Erste Situation — Anbieterwechsel zum Versicherungsende: Der Stichtag für die ordentliche Kündigung ist nach § 11 Abs. 4 VVG der 30. November jeden Jahres mit Wirkung zum 31. Dezember. Wer von der HUK-COBURG zur Allianz oder zur ERGO wechseln möchte, muss das Kündigungsschreiben spätestens am 30. November bei der alten Versicherung in Schriftform vorliegen haben. Versäumt der Versicherungsnehmer diese Frist, verlängert sich der Vertrag automatisch um ein weiteres Versicherungsjahr (stillschweigende Verlängerung). Der Deutsche Versicherungsverband empfiehlt jährliche Tarifvergleiche über Portale wie Check24, Verivox oder die Stiftung Warentest (test.de).

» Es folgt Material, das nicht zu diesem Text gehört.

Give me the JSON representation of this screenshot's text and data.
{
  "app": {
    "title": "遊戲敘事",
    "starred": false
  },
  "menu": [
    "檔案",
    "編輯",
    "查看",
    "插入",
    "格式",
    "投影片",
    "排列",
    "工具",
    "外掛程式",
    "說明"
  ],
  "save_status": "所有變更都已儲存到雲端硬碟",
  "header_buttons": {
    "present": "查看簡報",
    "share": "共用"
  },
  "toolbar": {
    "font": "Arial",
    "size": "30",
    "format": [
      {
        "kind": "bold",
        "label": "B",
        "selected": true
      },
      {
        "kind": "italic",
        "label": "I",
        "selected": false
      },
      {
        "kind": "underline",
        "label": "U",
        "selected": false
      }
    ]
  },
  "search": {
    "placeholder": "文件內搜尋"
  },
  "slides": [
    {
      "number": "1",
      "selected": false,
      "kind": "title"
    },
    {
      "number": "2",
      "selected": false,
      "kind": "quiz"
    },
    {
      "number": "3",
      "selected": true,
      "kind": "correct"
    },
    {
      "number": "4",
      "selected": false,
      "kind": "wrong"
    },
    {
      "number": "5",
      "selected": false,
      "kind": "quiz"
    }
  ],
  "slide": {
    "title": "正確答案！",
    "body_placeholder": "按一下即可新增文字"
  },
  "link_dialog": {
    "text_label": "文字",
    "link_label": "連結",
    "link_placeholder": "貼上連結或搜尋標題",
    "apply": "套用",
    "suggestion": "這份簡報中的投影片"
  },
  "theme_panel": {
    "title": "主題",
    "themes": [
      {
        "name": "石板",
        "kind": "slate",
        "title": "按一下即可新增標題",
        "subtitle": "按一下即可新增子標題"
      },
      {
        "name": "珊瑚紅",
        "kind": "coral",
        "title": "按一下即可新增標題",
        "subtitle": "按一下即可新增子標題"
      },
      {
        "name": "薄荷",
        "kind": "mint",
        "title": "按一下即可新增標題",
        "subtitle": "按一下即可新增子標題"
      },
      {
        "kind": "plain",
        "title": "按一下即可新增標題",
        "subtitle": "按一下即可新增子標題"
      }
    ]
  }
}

Zweite Situation — Sonderkündigung nach Beitragserhöhung (§ 40 VVG): Erhöht der Versicherer die Jahresprämie ohne entsprechende Leistungssteigerung, hat der Versicherungsnehmer ein Sonderkündigungsrecht innerhalb eines Monats nach Zugang des Erhöhungsschreibens. Die Frist beginnt mit dem Zugang der Erhöhungsmitteilung und endet einen Monat später um Mitternacht. Wichtig: Die Erhöhung muss tatsächlich stattfinden — bloße Tarifumstellungen ohne Prämienerhöhung lösen kein Sonderkündigungsrecht aus (BGH IV ZR 56/12).

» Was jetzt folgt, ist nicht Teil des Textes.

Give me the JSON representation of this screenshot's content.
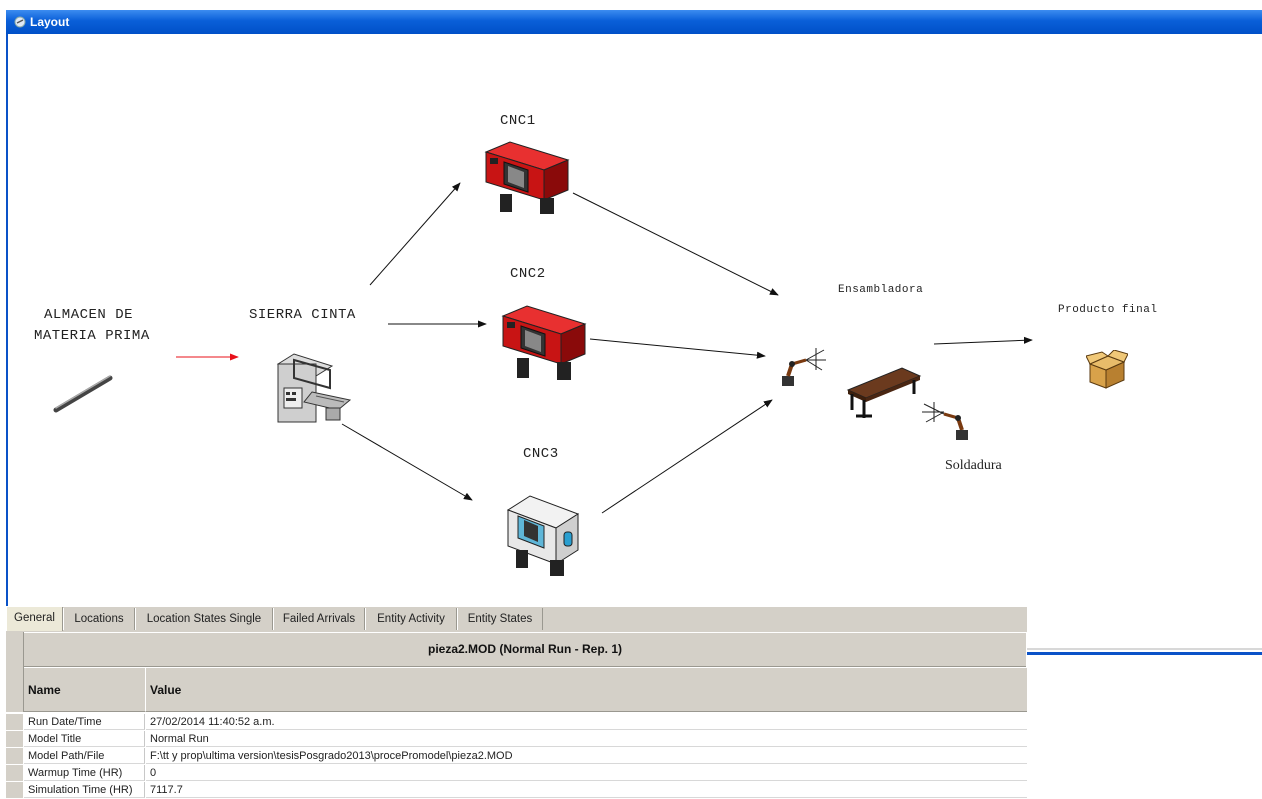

Dritte Situation — Sonderkündigung nach Schadensfall (§ 111 VVG): Nach jeder Schadenregulierung — gleich, ob der Versicherungsnehmer den Schaden verursacht oder erlitten hat — kann jede Vertragspartei den Vertrag binnen Monatsfrist nach Abschluss der Verhandlungen über den Schadenersatzanspruch kündigen. Die Frist beginnt mit dem endgültigen Verhandlungsschluss, also der Erfüllung des letzten unstreitigen Schadensanspruchs. Versicherer nutzen dieses Recht häufig nach Großschäden, um sich von riskanten Versicherungsnehmern zu trennen; Versicherungsnehmer nutzen es nach Tarifschocks im Folgejahr.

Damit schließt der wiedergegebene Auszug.